久々腰を抜かすかと(すみません、嘘こきました。抜かしたことはありません、腰)。北村総一朗さんの本多劇場での観劇のブログを読んで興味を持って「東京はいいよなぁ〜芝居が観られて」と思っていました。下北沢にある本多劇場はキャパと言い、箱の雰囲気といい最高なんです。大人計画、NODA MAP、つかこうへい事務所の芝居を観に出かけていました。


「無頼」という言葉から思いつくのは「無頼派」です。織田作之助、太宰治、檀一雄、そして今回の「無頼の女房」のモデルになった坂口安吾(劇中では塚口圭吾)とその妻を取り巻く人間たちを描いた芝居だとのこと。観たかった!!2019年に58歳という若さで病に倒れた中島淳彦さんが戯曲を書かれています。北村総一朗さんが演出した「改訂版」を観ることなく亡くなられたと北村さんはその悔しさを刻まれています。中島さんが宮崎県日南市出身だと知り、私にとっては縁の深い地であり、驚きもしました。戯曲集があるのかどうか探ってみます。

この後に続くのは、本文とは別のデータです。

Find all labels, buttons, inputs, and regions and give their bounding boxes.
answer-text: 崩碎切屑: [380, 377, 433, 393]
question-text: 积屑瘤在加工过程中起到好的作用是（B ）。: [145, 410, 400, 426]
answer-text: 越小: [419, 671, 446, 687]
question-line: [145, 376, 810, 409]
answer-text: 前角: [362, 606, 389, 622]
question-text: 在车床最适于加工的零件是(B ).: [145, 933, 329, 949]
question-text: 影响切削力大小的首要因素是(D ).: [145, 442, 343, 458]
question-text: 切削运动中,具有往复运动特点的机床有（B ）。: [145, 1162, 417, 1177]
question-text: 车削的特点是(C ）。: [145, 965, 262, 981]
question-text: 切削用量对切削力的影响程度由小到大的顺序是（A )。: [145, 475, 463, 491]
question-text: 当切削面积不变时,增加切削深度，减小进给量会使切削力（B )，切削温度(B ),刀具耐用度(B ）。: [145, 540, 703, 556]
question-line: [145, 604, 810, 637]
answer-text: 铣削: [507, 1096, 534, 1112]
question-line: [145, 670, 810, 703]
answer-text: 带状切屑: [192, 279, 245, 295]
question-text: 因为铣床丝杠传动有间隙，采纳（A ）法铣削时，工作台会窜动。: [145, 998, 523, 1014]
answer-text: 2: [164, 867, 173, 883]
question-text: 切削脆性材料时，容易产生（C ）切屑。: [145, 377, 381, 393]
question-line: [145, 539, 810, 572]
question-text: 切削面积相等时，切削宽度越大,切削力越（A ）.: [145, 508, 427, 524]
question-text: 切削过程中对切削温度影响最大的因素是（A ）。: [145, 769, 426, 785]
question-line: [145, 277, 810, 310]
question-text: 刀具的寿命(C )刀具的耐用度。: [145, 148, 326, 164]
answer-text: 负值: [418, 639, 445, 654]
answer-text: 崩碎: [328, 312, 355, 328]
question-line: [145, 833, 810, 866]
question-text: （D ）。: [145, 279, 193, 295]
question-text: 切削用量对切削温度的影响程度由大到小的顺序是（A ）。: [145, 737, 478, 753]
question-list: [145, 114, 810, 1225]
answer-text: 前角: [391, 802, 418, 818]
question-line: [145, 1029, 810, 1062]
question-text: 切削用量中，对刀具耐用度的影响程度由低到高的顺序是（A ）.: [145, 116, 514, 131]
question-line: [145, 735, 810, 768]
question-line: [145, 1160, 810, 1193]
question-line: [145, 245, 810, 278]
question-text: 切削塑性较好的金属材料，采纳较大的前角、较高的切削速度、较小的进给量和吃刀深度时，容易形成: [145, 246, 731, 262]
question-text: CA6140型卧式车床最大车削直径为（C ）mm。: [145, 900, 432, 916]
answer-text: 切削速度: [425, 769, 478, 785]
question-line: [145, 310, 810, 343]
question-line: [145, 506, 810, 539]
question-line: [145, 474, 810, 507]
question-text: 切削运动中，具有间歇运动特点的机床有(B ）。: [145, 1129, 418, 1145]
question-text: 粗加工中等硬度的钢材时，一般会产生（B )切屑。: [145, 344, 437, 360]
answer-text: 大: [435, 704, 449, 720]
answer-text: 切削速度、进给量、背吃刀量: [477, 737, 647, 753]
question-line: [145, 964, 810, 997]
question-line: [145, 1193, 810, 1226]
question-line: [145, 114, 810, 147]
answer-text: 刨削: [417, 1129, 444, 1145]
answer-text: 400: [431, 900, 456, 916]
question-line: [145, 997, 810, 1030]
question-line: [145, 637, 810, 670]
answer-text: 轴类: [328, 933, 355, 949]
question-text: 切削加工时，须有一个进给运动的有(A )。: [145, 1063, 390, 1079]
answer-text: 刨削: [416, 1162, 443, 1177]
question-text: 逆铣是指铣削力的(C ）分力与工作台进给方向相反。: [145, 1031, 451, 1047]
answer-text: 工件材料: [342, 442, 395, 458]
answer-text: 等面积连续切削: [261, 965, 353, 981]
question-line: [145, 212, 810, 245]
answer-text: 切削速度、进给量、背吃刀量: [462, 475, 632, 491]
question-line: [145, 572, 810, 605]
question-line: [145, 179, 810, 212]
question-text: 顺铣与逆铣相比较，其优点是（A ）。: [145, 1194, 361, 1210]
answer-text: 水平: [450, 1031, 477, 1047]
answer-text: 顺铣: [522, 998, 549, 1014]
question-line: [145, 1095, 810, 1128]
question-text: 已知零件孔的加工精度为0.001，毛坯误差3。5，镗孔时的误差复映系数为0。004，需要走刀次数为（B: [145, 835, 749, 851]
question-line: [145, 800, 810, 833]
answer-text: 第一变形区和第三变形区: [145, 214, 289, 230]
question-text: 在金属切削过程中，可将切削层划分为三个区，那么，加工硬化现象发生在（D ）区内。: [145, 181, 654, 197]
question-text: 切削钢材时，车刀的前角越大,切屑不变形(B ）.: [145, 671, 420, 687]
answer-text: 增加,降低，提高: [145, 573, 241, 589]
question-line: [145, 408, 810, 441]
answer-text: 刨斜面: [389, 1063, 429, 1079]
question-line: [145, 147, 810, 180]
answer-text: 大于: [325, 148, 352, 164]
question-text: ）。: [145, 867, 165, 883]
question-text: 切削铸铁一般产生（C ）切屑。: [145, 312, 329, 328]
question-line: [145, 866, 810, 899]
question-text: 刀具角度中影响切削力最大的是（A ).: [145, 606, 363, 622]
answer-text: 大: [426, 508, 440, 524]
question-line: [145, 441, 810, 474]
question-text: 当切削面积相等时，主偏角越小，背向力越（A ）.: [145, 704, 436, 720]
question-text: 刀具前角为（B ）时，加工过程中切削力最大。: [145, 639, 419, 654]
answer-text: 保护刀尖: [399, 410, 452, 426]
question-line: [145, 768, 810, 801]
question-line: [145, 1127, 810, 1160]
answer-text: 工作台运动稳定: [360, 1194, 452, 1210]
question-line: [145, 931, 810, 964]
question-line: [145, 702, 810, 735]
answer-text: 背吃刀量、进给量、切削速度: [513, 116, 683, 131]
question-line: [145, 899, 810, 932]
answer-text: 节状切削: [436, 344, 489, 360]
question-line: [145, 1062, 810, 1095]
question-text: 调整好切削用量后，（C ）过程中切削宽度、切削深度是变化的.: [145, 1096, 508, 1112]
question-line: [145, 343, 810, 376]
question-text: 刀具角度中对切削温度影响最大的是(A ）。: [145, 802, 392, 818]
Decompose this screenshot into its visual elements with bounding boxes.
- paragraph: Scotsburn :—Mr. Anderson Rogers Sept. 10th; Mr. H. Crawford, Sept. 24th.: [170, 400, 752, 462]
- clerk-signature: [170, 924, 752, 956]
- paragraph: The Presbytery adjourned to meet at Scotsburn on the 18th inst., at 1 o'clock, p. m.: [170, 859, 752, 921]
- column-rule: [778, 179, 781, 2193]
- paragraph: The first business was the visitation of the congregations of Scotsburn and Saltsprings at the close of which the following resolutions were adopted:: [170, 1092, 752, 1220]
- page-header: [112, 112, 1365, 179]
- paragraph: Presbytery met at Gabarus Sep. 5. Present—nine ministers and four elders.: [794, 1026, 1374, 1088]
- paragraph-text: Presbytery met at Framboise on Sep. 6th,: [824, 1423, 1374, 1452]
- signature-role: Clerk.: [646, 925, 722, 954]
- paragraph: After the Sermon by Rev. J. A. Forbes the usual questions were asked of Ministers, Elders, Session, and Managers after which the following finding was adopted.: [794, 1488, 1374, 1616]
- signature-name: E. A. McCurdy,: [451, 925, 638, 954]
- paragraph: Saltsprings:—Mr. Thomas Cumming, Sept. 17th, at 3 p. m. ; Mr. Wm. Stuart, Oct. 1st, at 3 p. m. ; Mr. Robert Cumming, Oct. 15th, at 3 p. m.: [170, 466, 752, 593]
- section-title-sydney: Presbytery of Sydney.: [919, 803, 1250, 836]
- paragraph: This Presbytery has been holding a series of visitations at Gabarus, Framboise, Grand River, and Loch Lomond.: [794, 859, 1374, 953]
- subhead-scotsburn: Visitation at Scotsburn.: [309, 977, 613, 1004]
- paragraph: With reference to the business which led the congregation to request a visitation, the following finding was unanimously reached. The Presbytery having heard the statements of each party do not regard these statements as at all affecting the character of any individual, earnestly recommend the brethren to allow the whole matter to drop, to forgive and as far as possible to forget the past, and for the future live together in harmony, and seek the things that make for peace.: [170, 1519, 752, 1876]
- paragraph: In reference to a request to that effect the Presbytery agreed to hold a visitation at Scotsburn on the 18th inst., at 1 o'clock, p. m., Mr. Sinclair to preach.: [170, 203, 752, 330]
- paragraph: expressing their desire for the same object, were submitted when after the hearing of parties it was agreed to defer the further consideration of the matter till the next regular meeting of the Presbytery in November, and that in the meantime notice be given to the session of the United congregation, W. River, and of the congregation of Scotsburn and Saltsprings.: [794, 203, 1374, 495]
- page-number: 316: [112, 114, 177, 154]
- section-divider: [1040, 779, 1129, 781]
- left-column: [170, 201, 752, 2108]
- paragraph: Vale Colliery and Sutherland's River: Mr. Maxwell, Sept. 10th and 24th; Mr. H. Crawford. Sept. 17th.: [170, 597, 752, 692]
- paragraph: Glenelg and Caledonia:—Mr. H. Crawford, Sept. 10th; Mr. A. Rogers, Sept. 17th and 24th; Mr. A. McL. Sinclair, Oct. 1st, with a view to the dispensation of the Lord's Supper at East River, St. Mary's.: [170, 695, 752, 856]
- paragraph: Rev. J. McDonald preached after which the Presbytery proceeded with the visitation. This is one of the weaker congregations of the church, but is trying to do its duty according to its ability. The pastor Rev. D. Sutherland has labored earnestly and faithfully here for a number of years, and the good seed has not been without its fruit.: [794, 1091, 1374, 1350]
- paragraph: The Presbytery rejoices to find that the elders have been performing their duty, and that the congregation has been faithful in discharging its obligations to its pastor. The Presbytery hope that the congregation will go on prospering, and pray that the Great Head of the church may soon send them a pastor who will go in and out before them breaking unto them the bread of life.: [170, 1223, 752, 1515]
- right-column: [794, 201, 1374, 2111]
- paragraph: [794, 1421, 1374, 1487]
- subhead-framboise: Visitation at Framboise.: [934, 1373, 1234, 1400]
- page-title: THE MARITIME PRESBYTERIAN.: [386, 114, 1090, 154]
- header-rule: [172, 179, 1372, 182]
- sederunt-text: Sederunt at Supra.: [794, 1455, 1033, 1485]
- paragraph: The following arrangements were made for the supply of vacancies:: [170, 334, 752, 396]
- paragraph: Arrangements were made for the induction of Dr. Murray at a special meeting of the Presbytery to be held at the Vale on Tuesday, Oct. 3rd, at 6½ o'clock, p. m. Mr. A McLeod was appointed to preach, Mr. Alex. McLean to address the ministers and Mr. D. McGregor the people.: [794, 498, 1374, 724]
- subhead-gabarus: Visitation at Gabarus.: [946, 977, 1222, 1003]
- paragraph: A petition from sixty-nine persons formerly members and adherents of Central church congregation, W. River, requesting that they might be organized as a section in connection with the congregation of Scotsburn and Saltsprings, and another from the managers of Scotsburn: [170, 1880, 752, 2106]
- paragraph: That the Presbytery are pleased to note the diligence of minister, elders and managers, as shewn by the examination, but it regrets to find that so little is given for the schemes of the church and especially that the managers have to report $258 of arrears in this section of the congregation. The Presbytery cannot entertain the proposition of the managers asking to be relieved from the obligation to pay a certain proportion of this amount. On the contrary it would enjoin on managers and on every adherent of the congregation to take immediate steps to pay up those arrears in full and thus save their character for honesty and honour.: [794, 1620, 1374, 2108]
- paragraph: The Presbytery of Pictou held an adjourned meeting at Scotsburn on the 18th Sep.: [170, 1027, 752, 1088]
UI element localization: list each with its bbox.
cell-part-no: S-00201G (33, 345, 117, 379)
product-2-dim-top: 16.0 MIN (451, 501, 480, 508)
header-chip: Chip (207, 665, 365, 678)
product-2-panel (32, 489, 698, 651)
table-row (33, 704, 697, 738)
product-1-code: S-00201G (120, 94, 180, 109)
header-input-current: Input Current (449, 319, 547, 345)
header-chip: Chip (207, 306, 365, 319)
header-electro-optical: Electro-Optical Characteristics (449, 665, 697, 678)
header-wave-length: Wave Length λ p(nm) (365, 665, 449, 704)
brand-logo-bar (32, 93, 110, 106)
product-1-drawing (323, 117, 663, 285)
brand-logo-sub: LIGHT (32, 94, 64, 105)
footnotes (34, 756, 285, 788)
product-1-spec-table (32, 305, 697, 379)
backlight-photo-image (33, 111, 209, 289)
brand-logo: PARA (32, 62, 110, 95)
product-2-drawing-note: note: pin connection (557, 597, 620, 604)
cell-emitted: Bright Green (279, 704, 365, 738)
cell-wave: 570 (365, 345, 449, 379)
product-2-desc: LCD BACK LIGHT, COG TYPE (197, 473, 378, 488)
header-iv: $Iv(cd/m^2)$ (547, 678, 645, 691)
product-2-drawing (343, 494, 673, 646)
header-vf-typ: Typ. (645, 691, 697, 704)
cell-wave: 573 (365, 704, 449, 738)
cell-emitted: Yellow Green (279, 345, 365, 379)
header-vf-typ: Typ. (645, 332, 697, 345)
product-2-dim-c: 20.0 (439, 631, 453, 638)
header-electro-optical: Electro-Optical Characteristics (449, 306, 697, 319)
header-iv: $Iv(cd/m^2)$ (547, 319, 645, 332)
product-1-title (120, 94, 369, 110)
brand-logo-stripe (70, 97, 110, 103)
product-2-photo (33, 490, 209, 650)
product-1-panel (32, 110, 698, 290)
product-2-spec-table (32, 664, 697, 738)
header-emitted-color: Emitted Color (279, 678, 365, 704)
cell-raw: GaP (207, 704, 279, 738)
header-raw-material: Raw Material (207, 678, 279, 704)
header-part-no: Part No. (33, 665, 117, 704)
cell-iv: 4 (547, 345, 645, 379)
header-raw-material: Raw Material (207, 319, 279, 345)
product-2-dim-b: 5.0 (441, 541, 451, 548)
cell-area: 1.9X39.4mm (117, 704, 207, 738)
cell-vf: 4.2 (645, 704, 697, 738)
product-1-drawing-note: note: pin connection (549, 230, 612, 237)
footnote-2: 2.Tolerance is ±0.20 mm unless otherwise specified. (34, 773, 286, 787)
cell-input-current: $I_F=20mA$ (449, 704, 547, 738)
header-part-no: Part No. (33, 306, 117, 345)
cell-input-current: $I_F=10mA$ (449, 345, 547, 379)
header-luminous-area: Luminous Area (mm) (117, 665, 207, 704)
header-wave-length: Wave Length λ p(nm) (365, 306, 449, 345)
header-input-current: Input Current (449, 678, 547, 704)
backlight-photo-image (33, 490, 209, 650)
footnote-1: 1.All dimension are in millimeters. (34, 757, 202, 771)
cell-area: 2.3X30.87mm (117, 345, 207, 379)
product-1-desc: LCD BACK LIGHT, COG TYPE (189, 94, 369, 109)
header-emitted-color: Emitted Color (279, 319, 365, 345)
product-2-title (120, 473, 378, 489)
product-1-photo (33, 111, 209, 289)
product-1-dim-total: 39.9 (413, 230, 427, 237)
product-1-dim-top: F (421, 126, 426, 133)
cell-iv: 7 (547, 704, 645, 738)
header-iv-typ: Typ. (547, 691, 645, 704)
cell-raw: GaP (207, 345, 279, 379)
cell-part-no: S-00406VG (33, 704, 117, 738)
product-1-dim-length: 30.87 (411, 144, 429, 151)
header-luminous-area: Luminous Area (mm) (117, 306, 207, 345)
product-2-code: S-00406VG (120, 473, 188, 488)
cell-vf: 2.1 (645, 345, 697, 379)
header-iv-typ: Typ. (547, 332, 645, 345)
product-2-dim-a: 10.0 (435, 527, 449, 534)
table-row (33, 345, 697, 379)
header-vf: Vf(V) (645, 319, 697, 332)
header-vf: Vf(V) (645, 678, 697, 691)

そのホールでは次の日も「無頼」の上演予定だったようでした。劇団「ゴツプロ!」さんを明日香美容専門学校が創立80周年で招かれたそうです。この専門学校の持つ小劇場をお借りして、僕の脚本を後輩が上演してくれたのでご縁もあり、今回のホールは僕が生まれて初めて、つかこうへいさんの「熱海殺人事件」で大山金太郎を演じさせてもらった箱でもありました。花束で殴られて、ステージ下に蹴り落とされた時に嗅いだ鮮烈な花の香は、今も海馬に刻み込まれています。


中島淳彦さんの戯曲が残されていて、立ち上げられた形でできるだけ多くの人が楽しめることを心から祈っております。作者が亡くなられても、そのクリエイティビティを芝居で知ることができることが演劇の素晴らしさでもあると思います。ご冥福を心から心からお祈り申し上げます。